“This one starts like all good bus stories – when you gotta leave two hours before wherever the fuck you gotta go in L.A.”
The audience, seated around the back patio of Stories Books and Café in Echo Park on Saturday, chuckled knowingly. They were gathered for this month’s edition of BUSted! — a storytelling event in which artists, comedians and regular commuters share their experiences of getting around Los Angeles without a car.
The attendees leaned forward in their seats expectantly as L.A. bus commuter Sabrina Cognata began her dramatic retelling of a recent bus trip.
“So it was already weird. I was sitting across the aisle from a guy dressed like a character from Dr. Who, and he was having an imaginary conversation into one of those old-fashioned dial phones.”
Then, she says, a horrible stench made its way through the bus compartment. Someone on the bus had farted. And this was no ordinary passing of gas; it was unusually potent.
“At first no one was really doing anything until suddenly this transgender person leaps up and says, ‘I’m going to find out who it was!’”
The individual began crouching before each person on the bus and sniffing beneath their seat to determine if they were the source. “So between that, and Dr. Who across the aisle, I could not wait to get off that bus,” Sabrina said, laughing.
If her story sounds colorful, that was about par for the course at Saturday’s edition of BUSted! Some other stories told by bus commuters included a man getting pepper-sprayed, clueless Asian tourists de-boarding the bus at Skid Row, and an entire train car erupting into the Sunday School song “He’s Got the Whole World in His Hands.”
While the details changed from story to story, the general theme was that craziness regularly unfolds on L.A.’s public transportation system. It’s a topic of storytelling that might not work in a place like New York, but it is perfectly tailored for a city where public transportation is so underutilized. There are more than 6 million registered vehicles in L.A. County, and few Angelenos voluntarily choose other methods of transportation. As one storyteller quipped, “I’m only riding the bus because I got a DUI.”
The refreshing thing about BUSted!, however, is hearing many of the storytellers claim they wouldn’t have it any other way.
“There’s a lot of shared humanity and kindness you encounter once you get out of your car,” said cyclist Nona Varnado.
Varnado was the second featured speaker, and the evening’s token cyclist. She hasn’t owned a car since she was 16 years old. Now she’s 34. But Varnado said she’s never looked back. She marvels at the grumpiness of her co-workers when they show up to work each morning after being stuck in car traffic. “Yeah, cycling means I sweat,” she admitted. “But I always carry three changes of clothes with me. And sweating is good for you!”

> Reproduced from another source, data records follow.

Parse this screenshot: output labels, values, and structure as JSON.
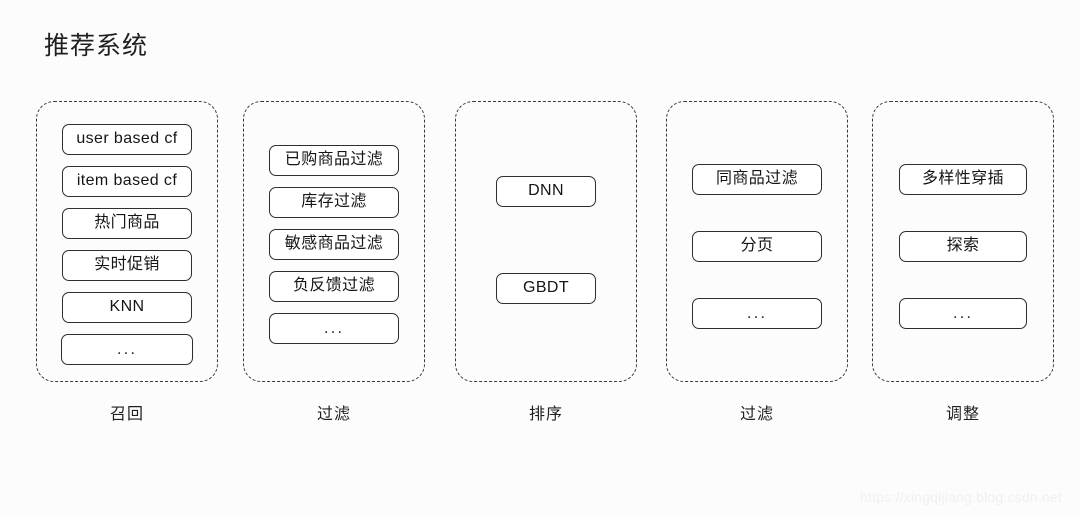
{
  "page": {
    "title": "推荐系统",
    "background_color": "#fcfcfc",
    "node_border_color": "#2e2e2e",
    "stage_border_color": "#3a3a3a",
    "watermark": "https://xingqijiang.blog.csdn.net"
  },
  "stages": [
    {
      "label": "召回",
      "nodes": [
        {
          "text": "user based cf"
        },
        {
          "text": "item based cf"
        },
        {
          "text": "热门商品"
        },
        {
          "text": "实时促销"
        },
        {
          "text": "KNN"
        },
        {
          "text": "..."
        }
      ]
    },
    {
      "label": "过滤",
      "nodes": [
        {
          "text": "已购商品过滤"
        },
        {
          "text": "库存过滤"
        },
        {
          "text": "敏感商品过滤"
        },
        {
          "text": "负反馈过滤"
        },
        {
          "text": "..."
        }
      ]
    },
    {
      "label": "排序",
      "nodes": [
        {
          "text": "DNN"
        },
        {
          "text": "GBDT"
        }
      ]
    },
    {
      "label": "过滤",
      "nodes": [
        {
          "text": "同商品过滤"
        },
        {
          "text": "分页"
        },
        {
          "text": "..."
        }
      ]
    },
    {
      "label": "调整",
      "nodes": [
        {
          "text": "多样性穿插"
        },
        {
          "text": "探索"
        },
        {
          "text": "..."
        }
      ]
    }
  ]
}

The different reasons storytellers gave for being carless highlights a charming aspect of BUSted! The humorous and occasionally moving tales become as much a celebration of ditching a car as commiseration over its frustrations. With transfers, long commutes, (potentially) crazy passengers and the element of unpredictability, getting around L.A. without a car is not always glamorous. “But if you ride the bus every day, you get a new story every day,” explained the host, Scott Schultz.
Schultz said he started the storytelling event in February. Originally, he planned to change the theme each month, and “bus stories” was only going to be the topic of the first event. But it ended up being so successful that he stopped right there, and made BUSted! into a regular event.
The tongue-in-cheek, slightly fatalistic stories of what happens outside the confines of a car has proven popular with the book store’s customers. On Saturday, the courtyard was packed with about three dozen people for the free event.
For Schultz, their presence underscores the real advantage of taking public transportation: the ability to meet people.
“I’ve started running into people on the bus I met at this show at least once a week,” he said in a later interview.
They’ve always got some great bus stories to exchange.
BUSted! happens the fourth Saturday of each month at Stories Books and Café, 1716 Sunset Blvd., Echo Park. (213) 413-3733, www.storiesla.com.
Correction: An earlier version of this story misspelled the name of one of the speakers, Nona Varnado. In addition, the event is held the fourth Saturday of every month, not the final Saturday, which was originally reported.